CARNOUSTIE, Scotland — This dour Scottish links, named for the dreary town for which it provides the sole reason to visit, is not an aesthetically handsome course. But Carnoustie has never been about beauty. It’s about brutality, the medieval rack of British Open venues, designed to stretch knights of the golfing realm to breaking point.
Many competitors snap early in the tournament, others late. Some aren’t even intact when they step onto the first tee Thursday. There may not be a course on the planet that can intimidate the world’s best golfers as readily as Carnoustie.
Much of that repute owes to the infamous 1999 Open, when superintendent John Philp defended his beloved course in much the same way that a pitbull defends its master: without favor, restraint or regret. But that was almost two decades ago. Is that reputation warranted?
“Yes, especially if you were here in ’99. You don’t forget that,” said David Duval, who won the Open two years after that bloody ambush in Angus. “I often get asked what’s the greatest course I ever played. I can’t answer that, but I can tell you the hardest one I ever played!”
Six-over-par got in a playoff that week.
“That’s probably a consensus among players, that it’s one of the tougher venues they play,” said Phil Kenyon, the putting coach to nine players in the field this week. He insists that the familiarity European players have with Carnoustie — it is one of three courses used in the annual Dunhill Links event — won’t count for much this week.
“They know the challenges but it’s very different this year. Everyone is trying to work out how they play it,” Kenyon said.
It’s different because the Dunhill Links is played in the fall, when Carnoustie is greener, softer, kinder. For the 147th Open it isn’t green or soft. Compared to most PGA Tour stops, the fairways resemble lightly toasted bread and have the firmness of a parking lot.
And the kindness? Open to question.
On Monday Padraig Harrington, who won here in 2007, said he was unsure if this would be the easiest Open he’s seen or the toughest. The wind may help decide that, but not as much as you’d expect, insists Ryan Moore.
Moore is making his ninth Open start, his first coming right here 11 years ago.
“It’s a difficult golf course without wind,” he said. “There are quite a few [links courses] that if the wind lays down you can shoot good scores. This one you’ve got to play some serious golf to shoot scores.”
Dustin Johnson agrees.
“It’s just a tough course,” he said.
Even this year when the once-thick rough is wispy and playable?
“It’s still Carnoustie.”
He has a point. Can you think of another major championship venue where a man made triple bogey on the last to fall into a playoff that he lost? Or where another made double bogey to fall into a playoff that he won?

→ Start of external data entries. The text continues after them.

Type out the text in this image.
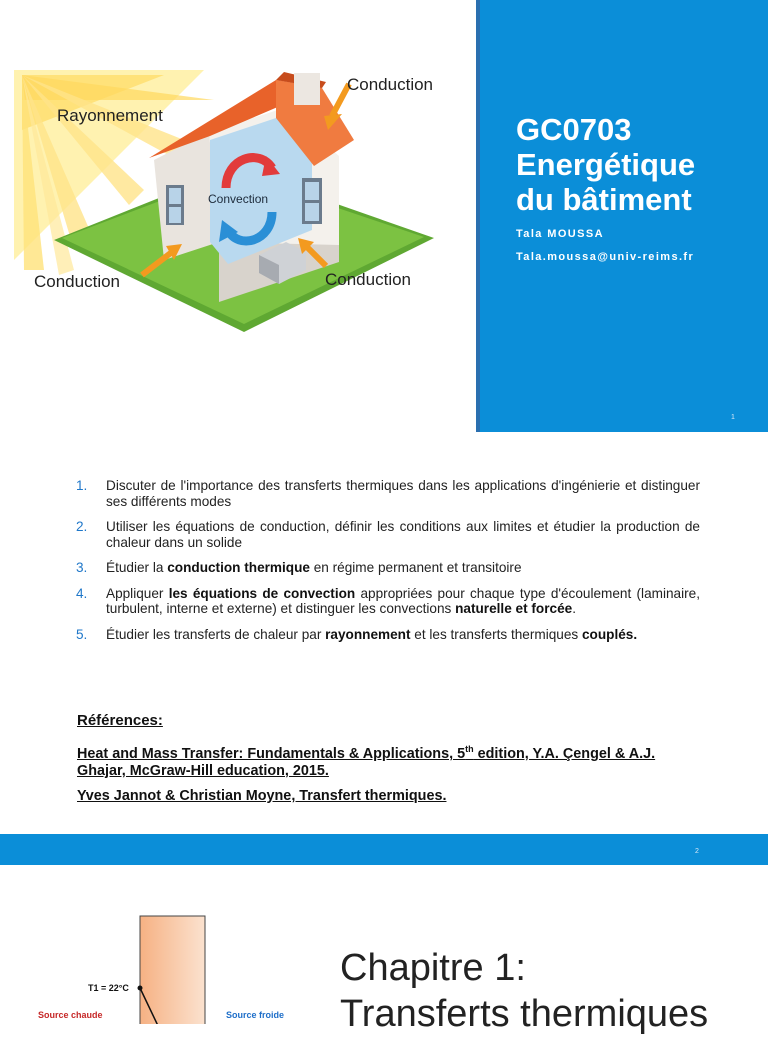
Rayonnement
Conduction
Conduction	Conduction
Convection
GC0703
Energétique
du bâtiment
Tala MOUSSA
Tala.moussa@univ-reims.fr
1
1. Discuter de l'importance des transferts thermiques dans les applications d'ingénierie et distinguer ses différents modes
2. Utiliser les équations de conduction, définir les conditions aux limites et étudier la production de chaleur dans un solide
3. Étudier la conduction thermique en régime permanent et transitoire
4. Appliquer les équations de convection appropriées pour chaque type d'écoulement (laminaire, turbulent, interne et externe) et distinguer les convections naturelle et forcée.
5. Étudier les transferts de chaleur par rayonnement et les transferts thermiques couplés.
Références:
Heat and Mass Transfer: Fundamentals & Applications, 5th edition, Y.A. Çengel & A.J. Ghajar, McGraw-Hill education, 2015.
Yves Jannot & Christian Moyne, Transfert thermiques.
2
T1 = 22°C
Source chaude	Source froide
Chapitre 1:
Transferts thermiques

Not everyone seems intimidated though.
“The rough isn’t as thick as I expected,” said Harry Diamond, who caddies for Rory McIlroy. “It’s playable.”
He expects his man to hit a lot of drivers to take some fairway hazards out of play.
At least one wily veteran of ’99 agrees with Diamond. Back then Duval opened 79-75 and made the cut. He eventually finished T-62. He was 22 over par. He still shakes his head ruefully at the memory, the pain of which hasn’t faded with the years. He played a practice round Monday with Rickie Fowler.
“It’s not as hard as it was then, for sure,” he said.
The wry smile on his face said that it doesn’t need to be as tough as it was then. It’s still plenty hard enough to grind down most guys in the field. Some before they even tee off.